In visiting Gaza and Israel a few weeks ago, I realized how much the huge drama in Iraq has obscured some of the slower, deeper but equally significant changes happening around the Middle East. To put it bluntly, the political parties in the Arab world and Israel that have shaped the politics of this region since 1967 have all either crumbled or been gutted of any of their original meaning. The only major parties with any internal energy and coherence left today are Hamas, Hezbollah and the Muslim Brotherhood, and they are scared out of their minds – scared that if all the secular parties collapse, they may have to rule, and they don’t have the answers for jobs, sewers and electricity.
In short, Iraq is not the only country in this neighborhood struggling to write a new social contract and develop new parties. The same thing is going on in Lebanon, Israel, Egypt, Syria, Jordan and Gaza. If you like comparative politics, you may want to pull up a chair and pop some popcorn, because this sort of political sound and light show comes along only every 30 or 40 years.
How did it all happen? The peace process and the large-scale immigration of Jews to Israel (aliyah) were the energy sources that animated the Israeli Labor Party, and their recent collapse has sapped its strength. Meanwhile, Ariel Sharon’s decision to pull out of Gaza unilaterally and uproot all the Jewish settlements there, settlements that his Likud Party had extolled as part of its core mission, has fractured that party.
Likud’s vision of creating a Greater Israel “collapsed because of Palestinian demography and terrorism, and Labor’s vision of peace collapsed with the failure at Camp David,” said the former Likud minister Dan Meridor.
The death of Yasir Arafat, the Palestinian intifada – which was as much a revolt by Palestinian youth against Fatah’s corrupt old guard as against Israel – and Israel’s crushing response have broken Fatah and its animating vision of “revolution until victory over the Zionist entity.”
“Fatah never made the transition from a national liberation movement to civil society,” said the Palestinian reformist legislator Ziad Abu Amr. Iraq’s Baath Party was smashed to bits by President Bush. Syria’s Baath – because of the loss of both its charismatic leader, Hafez al-Assad, and Lebanon, its vassal and launching pad for war on Israel – has no juice anymore. Lebanon’s Christian Phalange Party and Amal Party, and the other ethnic parties there, are all casting about for new identities, now that their primary obsessions – the Syrian and Israeli bogymen – have both left Lebanon. Egypt’s National Democratic Party, which should be spearheading the modernization of the Arab world, can’t get any traction because Egyptians still view it as the extension of a nondemocratic regime.
Intensifying these pressures is the big change from Washington, said the Palestinian political scientist Khalil Shikaki: “As long as Washington was happy with regimes that offered only stability, there was no outside pressure for change. Now that the Bush administration has taken a bolder position, the public’s expectations with regard to democratization are becoming greater. But the existing parties were not built to deliver that. So unless new ones emerge, either Hamas or anarchy could fill the vacuum.”

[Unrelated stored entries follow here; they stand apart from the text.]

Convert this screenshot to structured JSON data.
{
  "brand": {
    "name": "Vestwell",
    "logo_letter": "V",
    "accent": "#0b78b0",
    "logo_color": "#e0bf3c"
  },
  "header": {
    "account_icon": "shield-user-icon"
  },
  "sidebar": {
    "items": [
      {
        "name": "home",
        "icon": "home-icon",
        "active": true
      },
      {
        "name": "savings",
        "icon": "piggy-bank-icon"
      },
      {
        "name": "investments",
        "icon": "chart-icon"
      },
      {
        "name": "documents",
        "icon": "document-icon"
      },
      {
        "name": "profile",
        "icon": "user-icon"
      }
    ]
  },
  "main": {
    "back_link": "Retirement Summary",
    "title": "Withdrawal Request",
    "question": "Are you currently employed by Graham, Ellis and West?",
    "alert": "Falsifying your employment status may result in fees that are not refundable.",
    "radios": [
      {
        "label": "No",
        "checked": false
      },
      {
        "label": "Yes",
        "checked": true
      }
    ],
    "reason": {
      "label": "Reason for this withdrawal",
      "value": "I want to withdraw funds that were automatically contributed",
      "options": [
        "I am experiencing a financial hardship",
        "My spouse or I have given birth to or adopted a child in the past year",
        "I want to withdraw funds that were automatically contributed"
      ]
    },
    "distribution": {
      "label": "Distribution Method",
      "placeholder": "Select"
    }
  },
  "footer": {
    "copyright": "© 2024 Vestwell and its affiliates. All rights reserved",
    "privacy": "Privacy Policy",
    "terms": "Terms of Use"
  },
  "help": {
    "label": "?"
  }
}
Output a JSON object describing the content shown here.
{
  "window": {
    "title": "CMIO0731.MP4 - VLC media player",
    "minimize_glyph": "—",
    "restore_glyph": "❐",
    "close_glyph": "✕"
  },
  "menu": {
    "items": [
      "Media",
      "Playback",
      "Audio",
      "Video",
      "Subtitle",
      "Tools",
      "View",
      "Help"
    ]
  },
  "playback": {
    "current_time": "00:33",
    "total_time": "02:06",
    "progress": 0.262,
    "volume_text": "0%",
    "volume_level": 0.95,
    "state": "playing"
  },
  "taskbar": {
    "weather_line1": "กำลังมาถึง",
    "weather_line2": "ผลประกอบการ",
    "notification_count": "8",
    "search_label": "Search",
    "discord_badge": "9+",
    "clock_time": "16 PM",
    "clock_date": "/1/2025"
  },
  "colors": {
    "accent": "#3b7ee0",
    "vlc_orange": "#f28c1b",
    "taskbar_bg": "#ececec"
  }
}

The big challenge for all these societies is obvious: Can they reconstitute these old parties or build new ones that can make the task and narrative of developing their own countries – making their people competitive in an age when China and India and Ireland are eating their lunch – as emotionally gripping as fighting Israel or the West or settling the West Bank?
Can there be a Baath Party or a Fatah that has real views on competition, science and the environment? Will Labor and Likud (which, though badly hobbled, are still more like real political parties than those in the Arab world) ever have a defining debate over why nearly one in five Israelis live below the poverty line?
“For decades, people in the region were only interested in political parties that offered national liberation,” remarked Jordan’s deputy prime minister, Marwan Muashar, whose country is in the midst of a huge overhaul. “But now all the existential threats to the different states are gone. Now the focus has shifted from national liberation to personal liberation, but in all spheres: more equality, less corruption, better incomes, better schools. … Governments are talking differently, but up to now people are still skeptical. They have heard so much talk. … The first country or party that really shows results will have a big effect on the whole region because everyone is looking for a new vision.”